Su tale tema, occorre fare riferimento anche alle recenti ordinanze della Corte di Cassazione, del 9 marzo 2018, n. 5745 e del 5 ottobre 2018, n. 24506, che,per la tassazione della risoluzione, ai fini dell’imposta di registro, ritiene rilevante la presenza o meno della clausola risolutiva espressa nell’accordo originario. Secondo la Suprema Corte, infatti, l’assenza di tale clausola nel contratto originario (ovvero se non stipulata entro il secondo giorno successivo), non consente l’applicazione del comma 1dell’articolo 28, bensì l’applicazione del comma 2. Con la citata pronuncia n. 24506 del2018, i giudici di legittimità hanno, dunque, affermato che “la reciproca autonomia e il senso dei due commi sono salvaguardati notando che le ipotesi di risoluzione di cui al primo comma trovano la loro fonte in clausole o condizioni contenute nel negozio da risolvere o in un patto autonomo stipulato entro il secondo giorno successivo alla sua conclusione ossia in fattispecie in cui il contratto viene meno per un originario difetto funzionale o per il concretizzarsi di una situazione di intrinseca instabilità oppure viene meno immediatamente dopo essere stato concluso; l’imposta si applica qui in misura fissa avendo il legislatore ritenuto eccessivo colpire la manifestazione di capacità contributiva espressa dal negozio risolutorio con una nuova imposta proporzionale in aggiunta a quella già applicata al contratto base; in termini generali, tuttavia, il mutuo dissenso è occasione del manifestarsi della stessa capacità contributiva espressa da un contratto a parti inverse (retro contratto), talché, al di là dell’eccezione che il legislatore ha ritenuto di stabilire con il disposto dell’art. 28 (…)il mutuo dissenso deve essere assoggettato, ai sensi del secondo comma di questo articolo, all’imposta stabilita per il contratto base e dunque, trattandosi di mutuo dissenso relativo a vendita immobiliare, ad imposta con aliquota proporzionale; tale conclusione che, da un lato, non solleva dubbi di legittimità costituzionale rispetto all’art. 53, posto che gli effetti del mutuo dissenso – pur se, sul piano civilistico, solo restitutori o ripristinatori e non propriamente traslativi -, sostanziandosi, sul piano della concreta realtà a cui guarda la norma tributaria, in un nuovo passaggio di ricchezza, attestano la capacità contributiva delle parti (….)”.
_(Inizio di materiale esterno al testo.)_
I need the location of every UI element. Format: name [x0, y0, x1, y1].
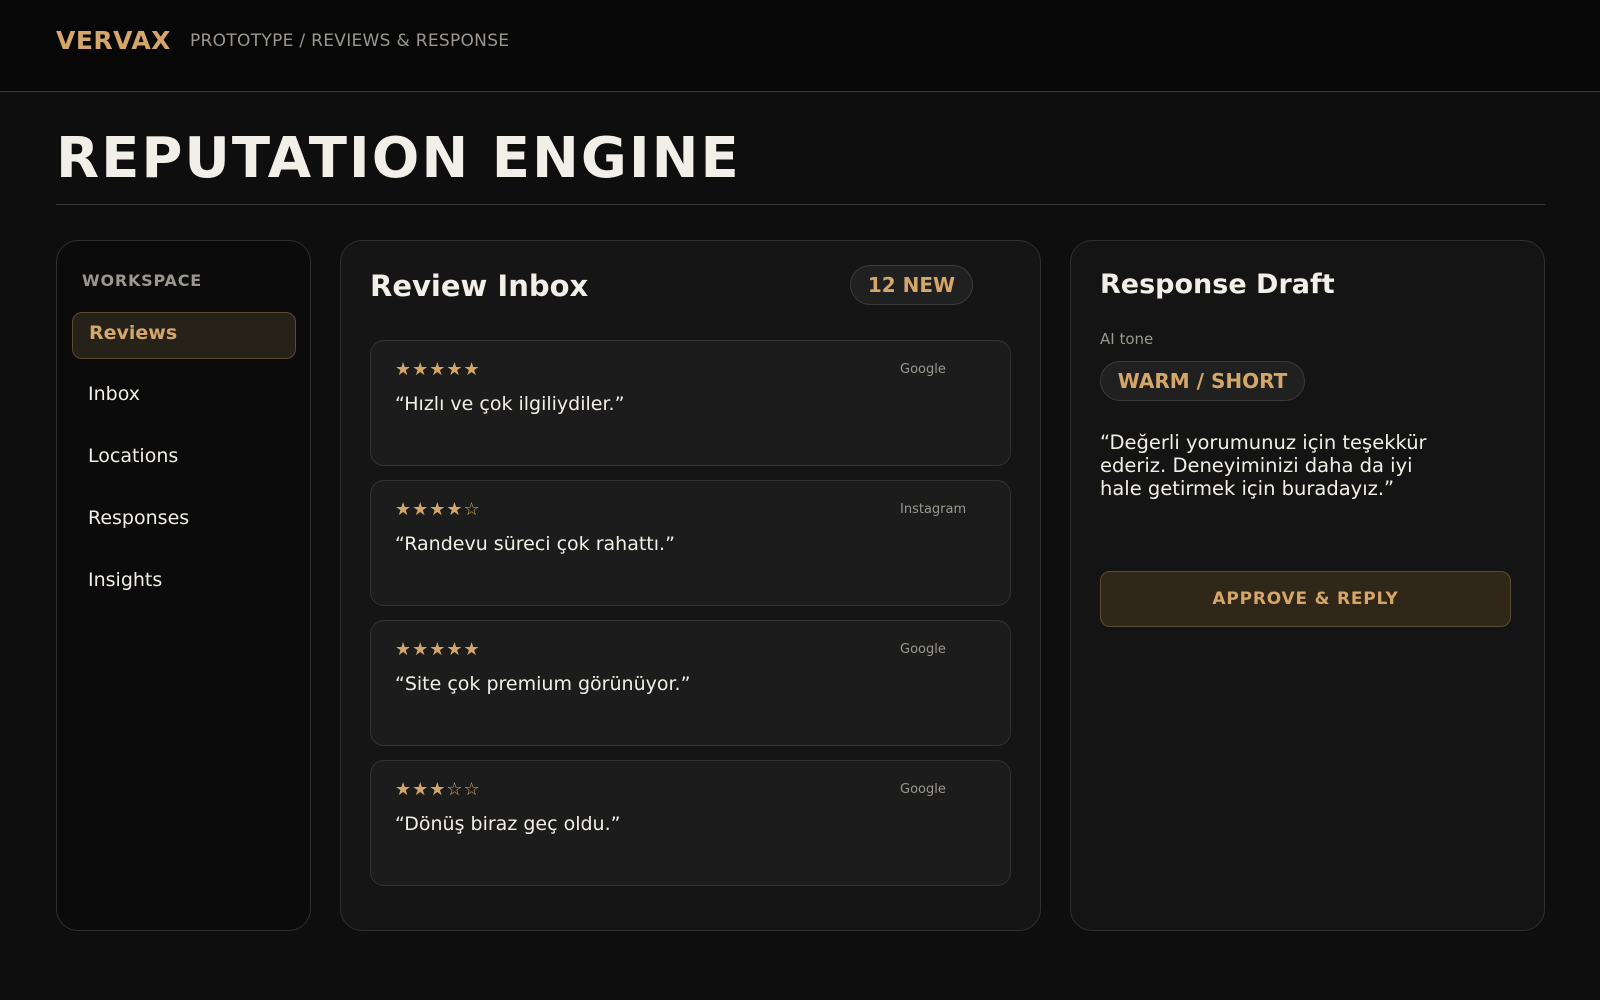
review-quote: “Hızlı ve çok ilgiliydiler.”: [395, 393, 625, 415]
response-draft-panel: Response Draft AI tone WARM / SHORT “Değ…: [1070, 240, 1545, 931]
review-card[interactable]: ★★★★★ Google “Site çok premium görünüyor…: [370, 620, 1011, 746]
sidebar: WORKSPACE Reviews Inbox Locations Respon…: [56, 240, 311, 931]
sidebar-section-label: WORKSPACE: [82, 271, 203, 290]
tone-label: AI tone: [1100, 330, 1154, 348]
review-card[interactable]: ★★★★★ Google “Hızlı ve çok ilgiliydiler.…: [370, 340, 1011, 466]
draft-title: Response Draft: [1100, 269, 1335, 300]
review-quote: “Randevu süreci çok rahattı.”: [395, 533, 675, 555]
draft-line: hale getirmek için buradayız.”: [1100, 477, 1395, 500]
sidebar-item-insights[interactable]: Insights: [72, 559, 296, 606]
review-source: Instagram: [900, 502, 967, 517]
review-card[interactable]: ★★★☆☆ Google “Dönüş biraz geç oldu.”: [370, 760, 1011, 886]
approve-reply-button[interactable]: APPROVE & REPLY: [1100, 571, 1511, 627]
review-card[interactable]: ★★★★☆ Instagram “Randevu süreci çok raha…: [370, 480, 1011, 606]
sidebar-item-locations[interactable]: Locations: [72, 435, 296, 482]
star-rating: ★★★★☆: [395, 499, 481, 520]
sidebar-item-responses[interactable]: Responses: [72, 497, 296, 544]
tone-selector[interactable]: WARM / SHORT: [1100, 361, 1305, 401]
review-source: Google: [900, 642, 946, 657]
star-rating: ★★★☆☆: [395, 779, 481, 800]
draft-response-text[interactable]: “Değerli yorumunuz için teşekkür ederiz.…: [1100, 431, 1470, 500]
star-rating: ★★★★★: [395, 359, 481, 380]
sidebar-item-reviews[interactable]: Reviews: [72, 312, 296, 359]
draft-line: “Değerli yorumunuz için teşekkür: [1100, 431, 1427, 454]
review-source: Google: [900, 362, 946, 377]
review-quote: “Site çok premium görünüyor.”: [395, 673, 691, 695]
inbox-title: Review Inbox: [370, 269, 589, 303]
sidebar-item-inbox[interactable]: Inbox: [72, 373, 296, 420]
page-title: REPUTATION ENGINE: [56, 126, 741, 191]
brand-logo[interactable]: VERVAX: [56, 26, 171, 55]
review-source: Google: [900, 782, 946, 797]
star-rating: ★★★★★: [395, 639, 481, 660]
title-divider: [56, 204, 1545, 205]
review-inbox-panel: Review Inbox 12 NEW ★★★★★ Google “Hızlı …: [340, 240, 1041, 931]
breadcrumb: PROTOTYPE / REVIEWS & RESPONSE: [190, 31, 510, 51]
review-quote: “Dönüş biraz geç oldu.”: [395, 813, 621, 835]
draft-line: ederiz. Deneyiminizi daha da iyi: [1100, 454, 1413, 477]
new-count-badge: 12 NEW: [850, 265, 973, 305]
top-bar: VERVAX PROTOTYPE / REVIEWS & RESPONSE: [0, 0, 1600, 92]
In senso analogo, l’ordinanza n. 5745 del 2018, con cui la Suprema Corte,ribadendo il proprio orientamento, ha affermato che “il mutuo dissenso, che è un nuovo contratto, con contenuto eguale e contrario a quello originario, è soggetto ex art. 28,comma 2, D.P.R. 26 aprile 1986, n. 131, alla regola residuale applicabile a tutti gli alti risolutivi di negozi giuridici che non trovino la loro fonte in clausole o condizioni contenute nel negozio da risolvere (o in patto autonomo stipulato entro il secondo giorno successivo alla sua conclusione)” (Cfr. ex plurimis Cass. n. 4134/2015, Cass. n.8132/2016).
Dunque, la retrocessione della proprietà del bene oggetto del precedente atto di compravendita quale prestazione patrimoniale del contratto di mutuo consenso,rientra nell’ambito applicativo del comma 2 del citato articolo 28 e, pertanto, deve essere tassata autonomamente ai fini dell’imposta registro con applicazione dell’aliquota in misura proporzionale prevista per i trasferimenti immobiliari dall’articolo 1 della Tariffa, Parte Prima allegata al TUR.
Alla luce delle considerazione esposte, diversamente da quanto sostenuto dall’istante, si ritiene che l’atto di risoluzione per mutuo consenso, oggetto del presente interpello, rientri nell’ambito di applicazione del citato comma 2, dell’articolo 28 del d.P.R. n. 131 del 1986, con la conseguente applicazione dell’imposta di registro in misura proporzionale del 9 per cento, ai sensi dell’articolo 1 della Tariffa, Parte Prima allegata al TUR e delle imposte ipotecaria e catastale nella misura di euro 50 ciascuna.
Da ultimo, si precisa che per la fattispecie in esame non trovano applicazione le conclusioni contenute nella risoluzione 14 febbraio 2014, n. 20/E relativa ad una diversa fattispecie.